Colonialism or Homeland Return: How Far Back is History Relevant?
There’s a running joke making the rounds this season:
Palestinian: Jews weren’t living in Palestine two millennia ago.
Israeli: Really? So why are more than 2.5 billion people on Earth these days celebrating the birth of a Jew in Bethlehem 2000 years past?
It is clearly absurd to argue that the Jewish People have no right to “Palestine.” Factually-historically, Jews continued to live in their Holy Land uninterruptedly from the era of Jesus until today (and of course, well over a thousand years before that). But for the sake of an intellectual exercise with very serious consequences, let’s imagine for the moment that all Jews were exiled back then by the Romans. Would they still have a legitimate claim to the land from which they were banished?
Put another way: how long does a nation have to be “gone” from their land before their return becomes a “colonialist” enterprise?
Why is this far more than a thought experiment (Gedankenexperiment, to use Einstein’s terminology)? Because it is relevant not only to the “Jewish Question” but to several other peoples as well. Chief of which are the Moslems.
The religion of Islam came into being early in the 7th century, and within a few decades conquered half the world – all the way to Spain. This was a world-spanning “colonial enterprise” of monumental proportions. However, over the ensuing centuries, they were slowly driven back by the Christian world – until (ironically) in 1492 they were forcefully and completed ejected from Spain.
Today there are extremist Islamic sects (e.g., ISIS) who seek a counter-“Reconquista” (the Spanish term for reclaiming their own lands), aspiring to return to those “Islamic” lands all the way to the Atlantic Ocean and even beyond. So, the question becomes: 1300 years retains a “Right of Return,” but 2000 years is “too long”?
Such a double standard would be laughable if it didn’t have such terrible political consequences. The problem: even many Palestinians who are not malevolently oblivious to ancient Jewish history, still claim all the land from “The River to the Sea” because they’ve been residing on the land for at least…
And that’s another question. I just said “residing on the land” – not “ruling” it. If a “People” have a right to their land, is that a matter of simply living and working on the land, or should it also entail some sort of political sovereignty over that land? Here the claim of Moslems to Spain is stronger than the Palestinians’ claim to “Palestine” – for at least in Andalusia they ruled uninterruptedly for several centuries; the Palestinians never had anything close to even autonomy (assuming that one can even find any people who viewed themselves as “Palestinian” before the PLO’s 1964 declaration of peoplehood).
Indeed, the very concept of “nationalism” as we understand the term today was always alien to Moslems: for the Islamic world, the only true socio-political entity was the “umma” – the complete totality of ALL Moslems wherever they lived. This was the raison d’etre of Islam’s early conquests – and much later (around 1500) the underlying justification of the Ottoman Empire (note; not the Ottoman “State”) expanding all the way to the outskirts of Vienna!
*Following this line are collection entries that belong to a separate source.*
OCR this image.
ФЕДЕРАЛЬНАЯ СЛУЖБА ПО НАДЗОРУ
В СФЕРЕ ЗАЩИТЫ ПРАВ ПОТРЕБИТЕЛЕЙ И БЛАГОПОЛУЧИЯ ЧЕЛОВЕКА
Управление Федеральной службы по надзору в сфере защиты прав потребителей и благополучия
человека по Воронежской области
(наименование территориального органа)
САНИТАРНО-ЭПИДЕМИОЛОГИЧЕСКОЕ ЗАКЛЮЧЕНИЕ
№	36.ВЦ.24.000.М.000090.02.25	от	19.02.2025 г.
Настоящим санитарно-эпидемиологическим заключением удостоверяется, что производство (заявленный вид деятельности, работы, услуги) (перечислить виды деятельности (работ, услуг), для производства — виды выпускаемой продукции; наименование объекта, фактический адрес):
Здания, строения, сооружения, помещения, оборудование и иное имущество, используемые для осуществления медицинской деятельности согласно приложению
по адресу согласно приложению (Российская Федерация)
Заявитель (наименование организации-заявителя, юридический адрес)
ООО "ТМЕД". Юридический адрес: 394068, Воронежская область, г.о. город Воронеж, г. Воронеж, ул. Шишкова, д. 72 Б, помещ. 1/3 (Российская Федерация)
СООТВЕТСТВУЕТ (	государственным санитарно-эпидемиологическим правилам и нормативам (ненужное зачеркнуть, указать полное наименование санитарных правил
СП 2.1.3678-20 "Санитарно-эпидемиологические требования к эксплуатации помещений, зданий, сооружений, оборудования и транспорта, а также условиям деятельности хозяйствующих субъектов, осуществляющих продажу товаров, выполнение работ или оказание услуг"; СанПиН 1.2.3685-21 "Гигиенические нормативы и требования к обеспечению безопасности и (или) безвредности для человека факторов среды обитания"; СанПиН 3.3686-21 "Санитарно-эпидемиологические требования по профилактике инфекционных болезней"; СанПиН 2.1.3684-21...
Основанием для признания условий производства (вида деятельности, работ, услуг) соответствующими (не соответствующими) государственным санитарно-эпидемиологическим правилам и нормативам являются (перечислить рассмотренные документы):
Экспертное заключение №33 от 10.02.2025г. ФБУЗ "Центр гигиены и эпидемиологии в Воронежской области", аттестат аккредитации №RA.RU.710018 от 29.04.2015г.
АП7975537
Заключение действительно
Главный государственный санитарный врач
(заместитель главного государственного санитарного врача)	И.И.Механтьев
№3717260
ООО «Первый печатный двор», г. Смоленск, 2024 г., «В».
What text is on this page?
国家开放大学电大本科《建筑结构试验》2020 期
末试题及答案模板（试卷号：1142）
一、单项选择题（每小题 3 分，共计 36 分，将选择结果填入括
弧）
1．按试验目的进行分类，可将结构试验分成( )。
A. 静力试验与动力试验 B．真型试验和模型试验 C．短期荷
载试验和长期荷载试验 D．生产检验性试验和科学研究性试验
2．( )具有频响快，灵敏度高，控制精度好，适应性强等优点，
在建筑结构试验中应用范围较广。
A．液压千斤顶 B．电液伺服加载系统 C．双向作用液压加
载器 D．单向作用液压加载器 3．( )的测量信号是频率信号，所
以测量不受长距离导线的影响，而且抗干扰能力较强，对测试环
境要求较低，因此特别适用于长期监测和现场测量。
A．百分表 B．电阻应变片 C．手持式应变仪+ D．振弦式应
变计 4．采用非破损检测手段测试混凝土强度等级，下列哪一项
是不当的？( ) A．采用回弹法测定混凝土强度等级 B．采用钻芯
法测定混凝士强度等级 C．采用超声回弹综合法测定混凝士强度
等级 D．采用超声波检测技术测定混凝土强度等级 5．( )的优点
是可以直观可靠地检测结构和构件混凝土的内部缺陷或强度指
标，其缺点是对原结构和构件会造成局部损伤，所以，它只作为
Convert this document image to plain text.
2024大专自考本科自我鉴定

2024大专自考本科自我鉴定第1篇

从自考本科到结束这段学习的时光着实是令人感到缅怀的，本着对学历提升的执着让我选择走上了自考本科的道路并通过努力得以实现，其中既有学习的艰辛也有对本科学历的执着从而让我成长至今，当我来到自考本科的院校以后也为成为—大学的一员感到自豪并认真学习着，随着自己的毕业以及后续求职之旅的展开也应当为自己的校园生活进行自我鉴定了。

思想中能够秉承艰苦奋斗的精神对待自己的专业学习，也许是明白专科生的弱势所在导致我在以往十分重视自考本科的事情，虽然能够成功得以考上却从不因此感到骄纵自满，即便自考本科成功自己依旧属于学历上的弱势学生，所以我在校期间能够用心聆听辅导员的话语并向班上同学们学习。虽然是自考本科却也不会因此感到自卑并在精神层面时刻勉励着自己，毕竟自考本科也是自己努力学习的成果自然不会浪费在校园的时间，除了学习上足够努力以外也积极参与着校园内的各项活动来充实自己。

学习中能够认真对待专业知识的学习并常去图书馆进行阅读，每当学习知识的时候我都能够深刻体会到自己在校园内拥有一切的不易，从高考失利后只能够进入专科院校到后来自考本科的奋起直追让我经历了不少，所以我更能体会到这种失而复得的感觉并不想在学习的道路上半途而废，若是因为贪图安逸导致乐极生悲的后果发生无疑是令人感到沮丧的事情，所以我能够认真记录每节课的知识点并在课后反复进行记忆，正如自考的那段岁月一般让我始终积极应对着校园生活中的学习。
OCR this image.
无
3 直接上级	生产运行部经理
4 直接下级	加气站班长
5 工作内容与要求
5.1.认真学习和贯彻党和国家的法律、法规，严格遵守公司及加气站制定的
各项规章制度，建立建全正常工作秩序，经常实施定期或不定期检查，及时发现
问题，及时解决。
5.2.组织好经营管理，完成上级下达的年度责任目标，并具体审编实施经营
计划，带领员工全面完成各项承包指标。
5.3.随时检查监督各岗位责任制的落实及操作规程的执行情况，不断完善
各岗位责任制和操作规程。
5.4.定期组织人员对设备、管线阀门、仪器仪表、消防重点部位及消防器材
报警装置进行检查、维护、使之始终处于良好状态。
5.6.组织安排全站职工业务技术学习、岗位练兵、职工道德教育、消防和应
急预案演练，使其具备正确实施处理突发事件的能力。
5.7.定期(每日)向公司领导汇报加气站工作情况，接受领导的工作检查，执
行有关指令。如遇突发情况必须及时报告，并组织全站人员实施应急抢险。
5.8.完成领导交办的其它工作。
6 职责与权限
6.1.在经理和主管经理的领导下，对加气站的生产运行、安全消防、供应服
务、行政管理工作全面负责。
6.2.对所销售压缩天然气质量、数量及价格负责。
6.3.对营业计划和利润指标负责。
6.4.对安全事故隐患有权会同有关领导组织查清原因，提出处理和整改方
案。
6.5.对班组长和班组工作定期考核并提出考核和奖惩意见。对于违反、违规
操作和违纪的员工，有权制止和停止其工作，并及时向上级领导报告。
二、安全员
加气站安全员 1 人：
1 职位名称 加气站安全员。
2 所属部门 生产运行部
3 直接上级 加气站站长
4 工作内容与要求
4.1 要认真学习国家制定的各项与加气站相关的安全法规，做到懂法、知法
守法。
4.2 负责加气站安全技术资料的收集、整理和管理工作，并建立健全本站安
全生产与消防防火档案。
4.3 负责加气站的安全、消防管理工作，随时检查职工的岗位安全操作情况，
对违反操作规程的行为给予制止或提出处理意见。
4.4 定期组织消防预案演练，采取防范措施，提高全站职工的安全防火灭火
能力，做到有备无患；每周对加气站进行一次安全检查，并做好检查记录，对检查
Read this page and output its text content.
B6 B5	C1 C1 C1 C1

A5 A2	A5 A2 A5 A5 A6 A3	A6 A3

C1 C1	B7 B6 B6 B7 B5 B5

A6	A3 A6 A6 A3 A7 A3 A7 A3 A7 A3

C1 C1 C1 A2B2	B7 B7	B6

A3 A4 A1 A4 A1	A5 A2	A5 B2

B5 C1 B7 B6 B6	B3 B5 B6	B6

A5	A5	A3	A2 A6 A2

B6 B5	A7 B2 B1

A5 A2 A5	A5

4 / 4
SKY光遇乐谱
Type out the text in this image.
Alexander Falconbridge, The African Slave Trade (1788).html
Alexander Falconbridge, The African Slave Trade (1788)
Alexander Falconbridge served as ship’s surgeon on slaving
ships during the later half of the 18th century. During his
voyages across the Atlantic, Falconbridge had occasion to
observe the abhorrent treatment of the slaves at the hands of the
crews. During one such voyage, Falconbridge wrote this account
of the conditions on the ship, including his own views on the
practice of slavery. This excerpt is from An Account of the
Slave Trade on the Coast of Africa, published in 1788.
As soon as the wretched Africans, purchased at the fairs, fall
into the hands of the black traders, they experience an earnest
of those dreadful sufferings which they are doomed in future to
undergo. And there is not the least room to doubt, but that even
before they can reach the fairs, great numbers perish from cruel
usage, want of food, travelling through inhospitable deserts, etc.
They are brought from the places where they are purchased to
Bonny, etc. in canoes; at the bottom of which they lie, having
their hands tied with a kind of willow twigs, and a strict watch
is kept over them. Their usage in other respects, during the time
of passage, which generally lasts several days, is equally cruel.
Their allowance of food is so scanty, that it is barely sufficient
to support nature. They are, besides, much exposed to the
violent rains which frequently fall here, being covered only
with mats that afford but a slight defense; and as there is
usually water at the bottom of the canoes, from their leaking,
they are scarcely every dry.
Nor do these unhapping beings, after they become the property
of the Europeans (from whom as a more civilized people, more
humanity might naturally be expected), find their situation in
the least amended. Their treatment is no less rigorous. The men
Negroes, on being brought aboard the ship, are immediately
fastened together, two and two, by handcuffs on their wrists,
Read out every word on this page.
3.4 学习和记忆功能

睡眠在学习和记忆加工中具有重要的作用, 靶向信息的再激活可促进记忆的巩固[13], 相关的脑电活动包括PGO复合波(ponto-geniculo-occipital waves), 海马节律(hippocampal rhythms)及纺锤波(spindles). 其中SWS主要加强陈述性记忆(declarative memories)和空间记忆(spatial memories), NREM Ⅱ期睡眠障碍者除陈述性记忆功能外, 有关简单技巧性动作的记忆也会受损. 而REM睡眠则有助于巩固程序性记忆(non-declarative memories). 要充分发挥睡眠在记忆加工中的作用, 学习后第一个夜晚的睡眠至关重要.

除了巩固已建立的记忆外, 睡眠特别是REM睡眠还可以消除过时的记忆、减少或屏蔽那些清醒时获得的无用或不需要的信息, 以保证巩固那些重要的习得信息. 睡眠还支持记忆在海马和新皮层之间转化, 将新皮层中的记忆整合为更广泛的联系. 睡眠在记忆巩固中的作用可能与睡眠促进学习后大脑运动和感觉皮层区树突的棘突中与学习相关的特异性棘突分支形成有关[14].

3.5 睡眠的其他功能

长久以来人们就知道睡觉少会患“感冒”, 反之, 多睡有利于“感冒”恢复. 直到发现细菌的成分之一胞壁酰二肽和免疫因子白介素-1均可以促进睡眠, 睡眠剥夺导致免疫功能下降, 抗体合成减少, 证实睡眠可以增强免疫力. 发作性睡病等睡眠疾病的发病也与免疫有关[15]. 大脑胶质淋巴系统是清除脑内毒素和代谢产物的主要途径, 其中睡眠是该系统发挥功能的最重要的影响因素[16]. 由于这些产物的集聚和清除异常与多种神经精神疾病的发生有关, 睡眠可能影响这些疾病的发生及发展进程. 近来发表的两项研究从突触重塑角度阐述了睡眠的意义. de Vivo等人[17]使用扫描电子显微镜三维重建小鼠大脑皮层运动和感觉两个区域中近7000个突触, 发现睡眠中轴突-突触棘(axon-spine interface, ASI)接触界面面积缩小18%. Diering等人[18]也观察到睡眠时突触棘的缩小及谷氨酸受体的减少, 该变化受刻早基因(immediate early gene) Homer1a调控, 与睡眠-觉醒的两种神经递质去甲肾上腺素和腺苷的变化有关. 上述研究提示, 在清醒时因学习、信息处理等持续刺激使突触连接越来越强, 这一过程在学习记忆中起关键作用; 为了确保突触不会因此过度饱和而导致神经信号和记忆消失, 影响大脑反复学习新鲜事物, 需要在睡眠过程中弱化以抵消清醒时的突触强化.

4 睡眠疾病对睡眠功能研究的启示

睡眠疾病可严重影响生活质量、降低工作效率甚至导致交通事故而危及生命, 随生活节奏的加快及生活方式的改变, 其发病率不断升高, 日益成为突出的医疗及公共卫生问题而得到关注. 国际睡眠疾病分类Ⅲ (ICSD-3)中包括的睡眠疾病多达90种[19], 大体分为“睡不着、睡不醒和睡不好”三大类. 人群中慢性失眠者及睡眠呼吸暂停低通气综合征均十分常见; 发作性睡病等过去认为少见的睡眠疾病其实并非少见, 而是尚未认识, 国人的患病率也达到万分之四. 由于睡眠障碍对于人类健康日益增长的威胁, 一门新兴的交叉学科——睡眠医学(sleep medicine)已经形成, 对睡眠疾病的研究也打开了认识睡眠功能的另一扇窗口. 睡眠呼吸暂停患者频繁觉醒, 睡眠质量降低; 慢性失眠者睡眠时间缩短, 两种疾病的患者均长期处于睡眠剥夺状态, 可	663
Thus, the Palestinians lived in quite a different situation than that of the Jews. Within their Land, the Jewish People had sovereignty, autonomy, and vassalage during alternating periods throughout their first millennium-plus years of peoplehood. Indeed, for a while (e.g., the Davidic and Solomonic kingdoms) they even had some general concept of what we moderns today call the nation-state – and again almost a thousand years later when the Maccabees wrested back full sovereign control from the Hellenistic Seleucids, instituting the holiday of Hanukkah that the Jewish world finished celebrating last week.
The Kingdom of Judea as well as the Maccabean state weren’t downtrodden satrapies; conversely, under the Ottoman Empire, the district of Palestine wasn’t even a separate political entity but rather administratively connected to Damascus for much of Ottoman rule.
Christmas (Jesus’ life) proves the Jewish People’s claim to living here a very long time ago; the Hanukkah story adds a strong (prior) political dimension to that claim. Radical Islam’s quest to reconquer lands from 1300 years ago reinforces the Jewish point that territorial “absence” is not a justification for calling the State of Israel “colonial.” The bottom line: Jews have every rightful justification for having reinstituted their formerly sovereign state – even after two thousand years.